Tuesday, April 03, 2007

Dividing of Our Rights

What divides rights from privileges? Are there “certain unalienable rights,” due to all mankind, as Mr. Jefferson once wrote?

A popular notion, which many believe, is that rights are for everyone without thought or effort or obligation, where privileges are only things which we, as “good and moral” human beings, strip from those who are not so “good and moral.”
For example, education and voting are rights, yet driving is a privilege.

Our Founding Fathers and Framers were brilliant intellectuals. Yet, I must argue that so-called “unalienable rights” do not exist and never have. It is a whitewash of the human reality.

Case in point, Orhan Pamuk, Nobel Prize-winning Turkish author, in February 2005 stated a historic fact to a Swiss newspaper: “Thirty thousand Kurds, and a million Armenians were killed in these lands and nobody dares to talk about it.”

What Pamuk is speaking about is the Armenian Genocide which took place in 1915. Moreover, the Turkish government does not acknowledge such a genocide ever occurred, even in the face of most historians worldwide.

In June 2005, the Turkish government passed Article 301 of their penal code. Article 301 states, “A person who publicly denigrates Turkishness, the Republic, or the Grand National Assembly of Turkey, shall be punishable by imprisonment of between six months and three years.” Furthermore, if a Turkish citizen denigrates Turkishness while aboard, “the punishment shall be increased by one third.”

Charges were brought after the fact against Pamuk, and another dozen or more Turkish citizens. From which Pamuk then experienced his books being burnt, photos being destroyed, and publicly being booed by his fellow citizens and once readers. He also received threats against his own life.

Turkey finally dropped charges against Pamuk in January 2006, due to widespread global outcry and pressure forced by the European Union. The EU’s upper-hand came by Turkey’s longing to join the EU.

Keeping this instance in mind, one must agree that American rights (Freedom of Speech and Expression, in this case) are not universal and we cannot expect them to be so. If we are to respect each nation’s national identity, then we must accept each nation’s chosen identity.

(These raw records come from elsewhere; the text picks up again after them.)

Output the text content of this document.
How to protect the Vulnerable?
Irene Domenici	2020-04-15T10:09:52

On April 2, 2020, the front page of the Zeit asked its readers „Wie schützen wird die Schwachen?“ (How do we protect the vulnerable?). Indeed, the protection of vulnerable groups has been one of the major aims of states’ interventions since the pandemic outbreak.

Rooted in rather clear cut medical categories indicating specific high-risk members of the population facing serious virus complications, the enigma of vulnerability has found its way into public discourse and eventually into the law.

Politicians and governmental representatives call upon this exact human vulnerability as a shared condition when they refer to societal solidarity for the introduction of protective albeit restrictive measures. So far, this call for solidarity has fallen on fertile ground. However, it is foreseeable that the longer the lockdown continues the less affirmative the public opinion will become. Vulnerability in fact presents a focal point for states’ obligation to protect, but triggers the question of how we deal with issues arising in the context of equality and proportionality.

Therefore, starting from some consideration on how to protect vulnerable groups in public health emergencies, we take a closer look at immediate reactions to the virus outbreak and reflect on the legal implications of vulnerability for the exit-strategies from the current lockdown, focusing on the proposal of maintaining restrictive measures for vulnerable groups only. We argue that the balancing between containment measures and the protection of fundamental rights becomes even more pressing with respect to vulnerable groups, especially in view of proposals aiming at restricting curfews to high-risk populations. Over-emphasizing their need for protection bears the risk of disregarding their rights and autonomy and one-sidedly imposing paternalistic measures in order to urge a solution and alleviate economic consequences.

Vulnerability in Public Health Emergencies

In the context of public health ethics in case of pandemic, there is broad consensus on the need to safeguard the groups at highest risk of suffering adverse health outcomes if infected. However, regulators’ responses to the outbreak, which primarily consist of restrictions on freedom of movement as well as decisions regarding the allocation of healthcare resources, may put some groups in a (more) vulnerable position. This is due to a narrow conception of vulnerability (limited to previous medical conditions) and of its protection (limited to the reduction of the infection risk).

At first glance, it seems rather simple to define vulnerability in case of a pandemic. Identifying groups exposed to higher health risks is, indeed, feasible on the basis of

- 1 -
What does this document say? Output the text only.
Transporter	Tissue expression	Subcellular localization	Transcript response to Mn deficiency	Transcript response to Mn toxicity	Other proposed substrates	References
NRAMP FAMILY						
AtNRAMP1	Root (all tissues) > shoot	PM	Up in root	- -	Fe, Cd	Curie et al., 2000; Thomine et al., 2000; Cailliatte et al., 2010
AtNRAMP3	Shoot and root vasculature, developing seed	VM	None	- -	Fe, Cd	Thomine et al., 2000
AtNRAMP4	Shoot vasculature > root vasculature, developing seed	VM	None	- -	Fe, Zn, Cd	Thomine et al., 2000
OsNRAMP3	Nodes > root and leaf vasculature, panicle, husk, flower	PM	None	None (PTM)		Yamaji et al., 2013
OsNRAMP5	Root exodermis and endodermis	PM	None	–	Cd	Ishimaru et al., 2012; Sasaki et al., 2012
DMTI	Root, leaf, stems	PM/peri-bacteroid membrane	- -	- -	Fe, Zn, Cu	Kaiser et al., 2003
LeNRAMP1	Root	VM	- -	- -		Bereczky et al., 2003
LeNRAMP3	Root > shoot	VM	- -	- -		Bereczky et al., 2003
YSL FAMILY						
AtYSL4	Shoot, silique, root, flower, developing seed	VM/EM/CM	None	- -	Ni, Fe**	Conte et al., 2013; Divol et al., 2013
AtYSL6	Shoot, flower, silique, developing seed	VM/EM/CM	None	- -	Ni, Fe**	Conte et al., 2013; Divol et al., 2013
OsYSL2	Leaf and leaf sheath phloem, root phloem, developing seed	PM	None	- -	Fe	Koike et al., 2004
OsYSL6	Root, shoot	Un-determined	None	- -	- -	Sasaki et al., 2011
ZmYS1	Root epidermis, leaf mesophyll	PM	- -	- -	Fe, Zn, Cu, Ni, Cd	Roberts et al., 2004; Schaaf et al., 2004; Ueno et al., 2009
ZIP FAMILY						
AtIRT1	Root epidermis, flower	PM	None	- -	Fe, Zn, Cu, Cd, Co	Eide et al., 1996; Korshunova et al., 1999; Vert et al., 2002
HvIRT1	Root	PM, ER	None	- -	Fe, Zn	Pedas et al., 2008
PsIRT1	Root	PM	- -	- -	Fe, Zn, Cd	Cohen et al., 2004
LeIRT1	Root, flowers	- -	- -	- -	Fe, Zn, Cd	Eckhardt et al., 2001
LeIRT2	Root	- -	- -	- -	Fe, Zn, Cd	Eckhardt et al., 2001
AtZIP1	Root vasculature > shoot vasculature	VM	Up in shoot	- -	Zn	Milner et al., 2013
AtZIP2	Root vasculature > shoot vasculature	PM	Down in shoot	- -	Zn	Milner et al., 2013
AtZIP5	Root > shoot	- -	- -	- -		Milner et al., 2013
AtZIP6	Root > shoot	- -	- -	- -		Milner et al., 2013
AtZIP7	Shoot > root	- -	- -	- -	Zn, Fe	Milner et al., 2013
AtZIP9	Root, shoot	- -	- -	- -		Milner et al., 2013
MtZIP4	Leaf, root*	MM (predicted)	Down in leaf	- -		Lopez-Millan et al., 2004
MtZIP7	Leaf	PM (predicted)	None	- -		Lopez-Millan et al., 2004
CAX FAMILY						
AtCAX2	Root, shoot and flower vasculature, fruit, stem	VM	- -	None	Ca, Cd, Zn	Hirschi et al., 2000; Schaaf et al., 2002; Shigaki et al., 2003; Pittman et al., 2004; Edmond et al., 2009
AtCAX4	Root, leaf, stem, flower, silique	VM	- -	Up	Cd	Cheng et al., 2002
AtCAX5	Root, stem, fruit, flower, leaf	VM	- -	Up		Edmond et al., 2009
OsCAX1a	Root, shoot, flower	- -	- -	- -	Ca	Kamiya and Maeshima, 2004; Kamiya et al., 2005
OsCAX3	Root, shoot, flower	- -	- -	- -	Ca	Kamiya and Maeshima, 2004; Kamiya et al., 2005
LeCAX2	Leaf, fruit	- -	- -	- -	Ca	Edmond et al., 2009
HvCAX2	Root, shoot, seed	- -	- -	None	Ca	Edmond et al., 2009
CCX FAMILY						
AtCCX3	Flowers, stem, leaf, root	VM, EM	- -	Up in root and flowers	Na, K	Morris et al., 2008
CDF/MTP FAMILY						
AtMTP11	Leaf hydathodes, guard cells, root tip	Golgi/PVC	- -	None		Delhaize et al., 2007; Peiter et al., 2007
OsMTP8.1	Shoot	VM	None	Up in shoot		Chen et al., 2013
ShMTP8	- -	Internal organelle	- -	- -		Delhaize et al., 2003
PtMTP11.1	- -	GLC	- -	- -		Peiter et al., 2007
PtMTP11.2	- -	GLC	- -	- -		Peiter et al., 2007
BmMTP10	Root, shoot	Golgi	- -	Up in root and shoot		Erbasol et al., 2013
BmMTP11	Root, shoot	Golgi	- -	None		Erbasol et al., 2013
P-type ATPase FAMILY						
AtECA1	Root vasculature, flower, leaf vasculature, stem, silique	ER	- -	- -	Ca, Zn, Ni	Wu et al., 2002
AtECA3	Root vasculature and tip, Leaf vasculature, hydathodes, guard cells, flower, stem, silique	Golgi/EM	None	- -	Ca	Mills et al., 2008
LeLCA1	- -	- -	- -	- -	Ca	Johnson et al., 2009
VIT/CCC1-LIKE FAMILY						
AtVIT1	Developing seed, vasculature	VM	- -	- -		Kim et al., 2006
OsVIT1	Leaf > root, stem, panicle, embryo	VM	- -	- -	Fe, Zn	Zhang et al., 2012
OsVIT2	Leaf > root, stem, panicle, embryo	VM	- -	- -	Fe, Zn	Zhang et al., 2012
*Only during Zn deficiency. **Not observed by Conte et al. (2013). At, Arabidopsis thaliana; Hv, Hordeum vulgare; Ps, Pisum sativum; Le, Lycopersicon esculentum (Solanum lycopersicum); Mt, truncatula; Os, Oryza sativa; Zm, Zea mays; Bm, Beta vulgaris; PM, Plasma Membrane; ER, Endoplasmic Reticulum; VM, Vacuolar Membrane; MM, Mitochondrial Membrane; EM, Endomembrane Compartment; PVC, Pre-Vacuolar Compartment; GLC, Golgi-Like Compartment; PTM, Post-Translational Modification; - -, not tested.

All rights are only privileges, granted by the government or the authority in charge.
A nation’s laws guarantee a citizen’s rights; thus, his or her rights are assured only as long as the nation’s laws remain unchanged.

We may possess the romantic ideals of human rights. Yet, these ideals are not natural laws, they are societal laws. If one, therefore, knows his or her history, one will know that societies fail all the time.

The main purpose for this article comes out of witnessing people’s myopic tendencies. Some people believe that all human beings have the same rights, but that is sadly not true. The natural law of survival of the fittest stands in testimony of this reality.

I, for one, would not want to imagine living in a nation where Freedom of Expression is not the First Amendment, yet billions do live in nations contrary to this.

From the First Amendment comes the ability of Freedom of Speech, Freedom of Religion, Freedom of being one’s self. As Americans, we are honored, for all privileges must pass through the First Amendment.

However, as Americans, we must understand that the First Amendment is itself a privilege granted to us by the Framers and upheld by politicians and statesmen still today.


This column came from a column I read last week, where a guy was arguing about human rights and how all men and women have them. I wish there were
unalienable rights.” However, there are none. Even the basics as food and shelter are not rights, but privileges. So, it is our job to maintain the privileges we hold dear.